Le rempotage est une étape cruciale pour le bien-être de vos plantes, que ce soit pour des pots de fleurs sur le balcon ou des plantes d’intérieur. Cependant, un geste mal réalisé peut compromettre leur santé. L’une des questions les plus fréquentes est de savoir s’il faut jeter l’ancien terreau ou le conserver lors de la replantation. Les experts affirment qu’il n’existe pas de réponse universelle, mais plutôt une série d’évaluations à faire avant de décider.
EN BREF
- Le terreau ancien peut contenir des maladies et des parasites.
- Trois critères aident à décider de sa réutilisation : santé de la plante précédente, drainage et odeur.

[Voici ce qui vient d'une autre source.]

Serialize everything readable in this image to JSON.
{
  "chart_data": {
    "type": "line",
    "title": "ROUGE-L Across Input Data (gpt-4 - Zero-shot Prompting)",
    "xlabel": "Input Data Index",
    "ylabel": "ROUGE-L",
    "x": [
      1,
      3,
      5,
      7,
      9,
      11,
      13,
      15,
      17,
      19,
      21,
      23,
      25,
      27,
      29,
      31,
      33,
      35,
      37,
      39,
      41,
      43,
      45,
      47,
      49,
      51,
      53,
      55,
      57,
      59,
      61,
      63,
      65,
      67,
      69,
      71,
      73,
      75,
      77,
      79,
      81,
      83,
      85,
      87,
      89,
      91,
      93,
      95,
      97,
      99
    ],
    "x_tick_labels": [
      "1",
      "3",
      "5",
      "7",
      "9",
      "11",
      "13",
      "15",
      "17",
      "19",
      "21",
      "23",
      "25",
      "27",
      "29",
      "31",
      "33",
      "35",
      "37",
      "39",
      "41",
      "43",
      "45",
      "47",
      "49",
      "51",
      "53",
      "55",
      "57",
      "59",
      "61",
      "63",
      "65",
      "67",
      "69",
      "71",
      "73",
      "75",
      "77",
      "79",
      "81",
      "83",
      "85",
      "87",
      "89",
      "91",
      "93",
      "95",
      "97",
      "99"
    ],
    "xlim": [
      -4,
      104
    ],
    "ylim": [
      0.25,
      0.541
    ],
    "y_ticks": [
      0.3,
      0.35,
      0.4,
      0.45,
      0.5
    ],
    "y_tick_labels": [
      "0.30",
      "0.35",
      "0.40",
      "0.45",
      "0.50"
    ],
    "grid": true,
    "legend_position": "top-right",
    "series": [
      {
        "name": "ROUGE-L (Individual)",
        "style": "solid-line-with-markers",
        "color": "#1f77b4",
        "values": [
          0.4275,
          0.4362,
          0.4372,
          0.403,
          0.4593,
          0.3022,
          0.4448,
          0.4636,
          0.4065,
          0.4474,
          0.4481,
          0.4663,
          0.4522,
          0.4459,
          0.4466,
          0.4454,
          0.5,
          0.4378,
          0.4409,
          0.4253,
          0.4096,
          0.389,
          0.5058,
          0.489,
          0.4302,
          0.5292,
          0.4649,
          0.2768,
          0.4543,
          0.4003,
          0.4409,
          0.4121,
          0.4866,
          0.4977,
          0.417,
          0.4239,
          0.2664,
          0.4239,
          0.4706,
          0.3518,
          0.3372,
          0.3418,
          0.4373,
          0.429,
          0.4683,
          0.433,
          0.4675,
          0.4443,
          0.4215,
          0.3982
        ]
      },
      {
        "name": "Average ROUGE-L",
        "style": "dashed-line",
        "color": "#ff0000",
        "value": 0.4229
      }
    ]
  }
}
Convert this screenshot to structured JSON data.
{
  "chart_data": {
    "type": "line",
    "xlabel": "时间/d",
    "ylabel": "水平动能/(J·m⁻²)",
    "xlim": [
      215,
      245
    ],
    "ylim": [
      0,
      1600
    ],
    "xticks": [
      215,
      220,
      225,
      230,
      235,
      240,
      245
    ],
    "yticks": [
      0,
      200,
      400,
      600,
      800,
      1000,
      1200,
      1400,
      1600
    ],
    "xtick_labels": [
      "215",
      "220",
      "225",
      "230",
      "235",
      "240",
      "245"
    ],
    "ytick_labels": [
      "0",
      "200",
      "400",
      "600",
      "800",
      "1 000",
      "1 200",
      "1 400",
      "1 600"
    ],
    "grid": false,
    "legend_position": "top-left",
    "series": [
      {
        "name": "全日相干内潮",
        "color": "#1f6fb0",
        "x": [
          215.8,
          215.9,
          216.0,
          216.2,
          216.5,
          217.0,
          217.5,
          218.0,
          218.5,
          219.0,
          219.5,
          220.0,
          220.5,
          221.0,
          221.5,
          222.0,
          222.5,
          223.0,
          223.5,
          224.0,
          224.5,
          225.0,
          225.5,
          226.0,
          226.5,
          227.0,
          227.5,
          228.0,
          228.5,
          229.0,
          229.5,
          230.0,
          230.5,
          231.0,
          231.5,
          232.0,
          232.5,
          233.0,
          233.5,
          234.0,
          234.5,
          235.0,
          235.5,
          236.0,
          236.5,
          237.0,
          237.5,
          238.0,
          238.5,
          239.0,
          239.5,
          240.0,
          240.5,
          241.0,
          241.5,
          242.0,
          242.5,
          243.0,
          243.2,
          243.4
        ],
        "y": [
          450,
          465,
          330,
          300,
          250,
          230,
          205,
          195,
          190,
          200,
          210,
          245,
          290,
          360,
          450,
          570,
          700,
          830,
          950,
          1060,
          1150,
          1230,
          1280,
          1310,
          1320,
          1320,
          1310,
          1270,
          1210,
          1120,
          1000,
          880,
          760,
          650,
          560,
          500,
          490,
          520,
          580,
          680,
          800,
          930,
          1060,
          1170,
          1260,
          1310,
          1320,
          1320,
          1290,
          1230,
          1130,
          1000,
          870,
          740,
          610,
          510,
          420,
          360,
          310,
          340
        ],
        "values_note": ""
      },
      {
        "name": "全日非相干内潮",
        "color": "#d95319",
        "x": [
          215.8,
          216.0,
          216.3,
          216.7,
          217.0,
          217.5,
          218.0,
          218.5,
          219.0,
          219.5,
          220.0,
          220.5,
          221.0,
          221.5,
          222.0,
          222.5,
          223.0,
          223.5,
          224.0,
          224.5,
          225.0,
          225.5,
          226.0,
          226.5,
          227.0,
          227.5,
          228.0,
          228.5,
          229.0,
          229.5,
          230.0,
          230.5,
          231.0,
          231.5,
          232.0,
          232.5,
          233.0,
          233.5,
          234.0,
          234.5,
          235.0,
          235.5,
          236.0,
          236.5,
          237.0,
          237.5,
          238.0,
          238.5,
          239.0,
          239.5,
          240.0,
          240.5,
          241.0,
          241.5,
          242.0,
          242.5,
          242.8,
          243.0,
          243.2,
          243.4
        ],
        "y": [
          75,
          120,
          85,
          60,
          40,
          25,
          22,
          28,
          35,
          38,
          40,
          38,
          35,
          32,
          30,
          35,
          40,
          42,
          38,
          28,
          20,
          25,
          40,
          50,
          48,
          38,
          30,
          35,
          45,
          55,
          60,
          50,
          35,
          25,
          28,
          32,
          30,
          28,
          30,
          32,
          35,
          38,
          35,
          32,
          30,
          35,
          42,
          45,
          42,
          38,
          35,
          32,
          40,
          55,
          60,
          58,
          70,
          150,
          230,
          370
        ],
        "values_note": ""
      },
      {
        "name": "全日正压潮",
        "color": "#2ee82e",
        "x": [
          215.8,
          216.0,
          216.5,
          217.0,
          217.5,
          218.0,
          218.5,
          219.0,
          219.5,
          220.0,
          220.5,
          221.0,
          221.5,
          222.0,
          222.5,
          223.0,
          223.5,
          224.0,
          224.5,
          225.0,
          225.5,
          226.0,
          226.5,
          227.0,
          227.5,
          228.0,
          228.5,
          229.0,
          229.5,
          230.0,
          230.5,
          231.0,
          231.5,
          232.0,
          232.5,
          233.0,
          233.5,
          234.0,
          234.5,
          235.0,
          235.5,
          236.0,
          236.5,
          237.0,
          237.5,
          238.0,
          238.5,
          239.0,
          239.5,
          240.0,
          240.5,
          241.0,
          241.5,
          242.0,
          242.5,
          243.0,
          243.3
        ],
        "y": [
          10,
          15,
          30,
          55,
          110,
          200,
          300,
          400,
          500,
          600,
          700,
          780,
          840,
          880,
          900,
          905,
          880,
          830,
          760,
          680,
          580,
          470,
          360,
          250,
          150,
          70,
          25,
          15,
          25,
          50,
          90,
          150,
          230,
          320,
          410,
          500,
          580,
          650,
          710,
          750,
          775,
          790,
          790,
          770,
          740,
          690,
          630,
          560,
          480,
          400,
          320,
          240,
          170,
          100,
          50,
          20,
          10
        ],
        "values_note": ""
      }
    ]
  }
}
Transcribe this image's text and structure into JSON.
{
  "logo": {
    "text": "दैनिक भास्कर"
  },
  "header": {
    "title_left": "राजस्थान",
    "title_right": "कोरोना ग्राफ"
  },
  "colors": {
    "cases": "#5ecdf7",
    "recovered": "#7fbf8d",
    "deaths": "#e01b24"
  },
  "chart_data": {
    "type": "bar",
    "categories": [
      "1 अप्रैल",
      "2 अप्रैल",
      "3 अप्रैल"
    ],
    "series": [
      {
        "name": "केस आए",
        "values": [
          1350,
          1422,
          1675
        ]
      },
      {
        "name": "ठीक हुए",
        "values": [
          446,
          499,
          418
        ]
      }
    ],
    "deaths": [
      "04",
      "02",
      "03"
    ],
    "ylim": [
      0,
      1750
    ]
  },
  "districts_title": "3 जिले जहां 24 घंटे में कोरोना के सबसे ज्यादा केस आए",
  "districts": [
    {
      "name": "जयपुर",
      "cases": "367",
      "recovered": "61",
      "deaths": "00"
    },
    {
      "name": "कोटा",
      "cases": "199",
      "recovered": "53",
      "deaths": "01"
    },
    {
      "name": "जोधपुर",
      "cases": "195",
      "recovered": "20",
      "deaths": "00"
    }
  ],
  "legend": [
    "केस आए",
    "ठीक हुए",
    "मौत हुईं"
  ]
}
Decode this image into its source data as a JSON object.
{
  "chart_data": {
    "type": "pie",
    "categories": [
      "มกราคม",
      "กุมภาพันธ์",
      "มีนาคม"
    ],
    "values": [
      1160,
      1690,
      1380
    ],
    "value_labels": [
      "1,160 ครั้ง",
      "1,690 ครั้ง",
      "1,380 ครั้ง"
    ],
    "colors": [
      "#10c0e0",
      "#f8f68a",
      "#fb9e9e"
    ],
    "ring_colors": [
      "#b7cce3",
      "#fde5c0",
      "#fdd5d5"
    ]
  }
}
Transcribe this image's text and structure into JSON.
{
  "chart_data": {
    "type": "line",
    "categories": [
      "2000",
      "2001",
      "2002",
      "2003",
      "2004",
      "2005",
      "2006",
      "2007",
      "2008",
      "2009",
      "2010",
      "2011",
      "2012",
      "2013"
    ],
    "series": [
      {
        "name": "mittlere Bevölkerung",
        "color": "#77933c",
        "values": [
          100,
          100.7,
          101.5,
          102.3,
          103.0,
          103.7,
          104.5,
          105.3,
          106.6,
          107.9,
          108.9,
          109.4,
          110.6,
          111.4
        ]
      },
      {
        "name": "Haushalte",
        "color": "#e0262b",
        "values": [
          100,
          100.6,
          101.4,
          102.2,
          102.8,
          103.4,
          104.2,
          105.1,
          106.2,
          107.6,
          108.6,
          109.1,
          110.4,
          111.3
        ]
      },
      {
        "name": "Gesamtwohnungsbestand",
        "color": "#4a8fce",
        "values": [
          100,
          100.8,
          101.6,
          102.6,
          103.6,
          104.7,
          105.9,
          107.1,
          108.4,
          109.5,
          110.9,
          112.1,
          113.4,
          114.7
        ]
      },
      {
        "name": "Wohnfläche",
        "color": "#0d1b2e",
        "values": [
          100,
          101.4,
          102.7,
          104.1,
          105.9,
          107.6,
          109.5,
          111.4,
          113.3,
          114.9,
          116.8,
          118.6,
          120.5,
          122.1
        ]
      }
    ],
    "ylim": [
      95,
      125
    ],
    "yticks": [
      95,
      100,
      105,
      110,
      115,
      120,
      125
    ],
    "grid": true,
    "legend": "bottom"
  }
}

- Un mélange de terreau ancien et neuf peut être bénéfique si l’ancien substrat est sain.
À chaque saison, la question du rempotage se pose. Faut-il tout jeter et repartir à zéro ou peut-on conserver une partie de l’ancien terreau ? Jeter systématiquement semble un gaspillage, d’autant plus que de nombreux jardiniers cherchent à adopter des pratiques plus durables. La première chose à prendre en compte est l’état du terreau déjà en place.
Les dangers d’un terreau usé
Avec le temps, même si le dessus du terreau semble propre, ce dernier se tasse et perd de son aération. Mariah Hatalski, experte en jardinage, souligne que le terreau peut s’épuiser en nutriments, rendant la croissance des nouvelles racines plus difficile. En outre, un terreau déjà utilisé peut être porteur de spores de champignons, d’œufs de ravageurs ou de traces de maladies. Les professionnels préfèrent souvent un substrat neuf pour garantir un bon départ aux nouvelles plantations.
Évaluer l’ancien terreau avant de décider
Pour déterminer si l’ancien terreau peut être réutilisé, il est conseillé de se poser trois questions clés :
- La santé de la plante précédente : Si elle a souffert de maladies ou d’infestations, il est préférable de jeter le terreau.
- Le drainage : Si l’eau stagne en surface, cela indique que le terreau est trop compact.
- L’odeur : Une odeur fraîche indique un terreau sain, tandis qu’une odeur aigre ou de moisi est un signe d’alerte.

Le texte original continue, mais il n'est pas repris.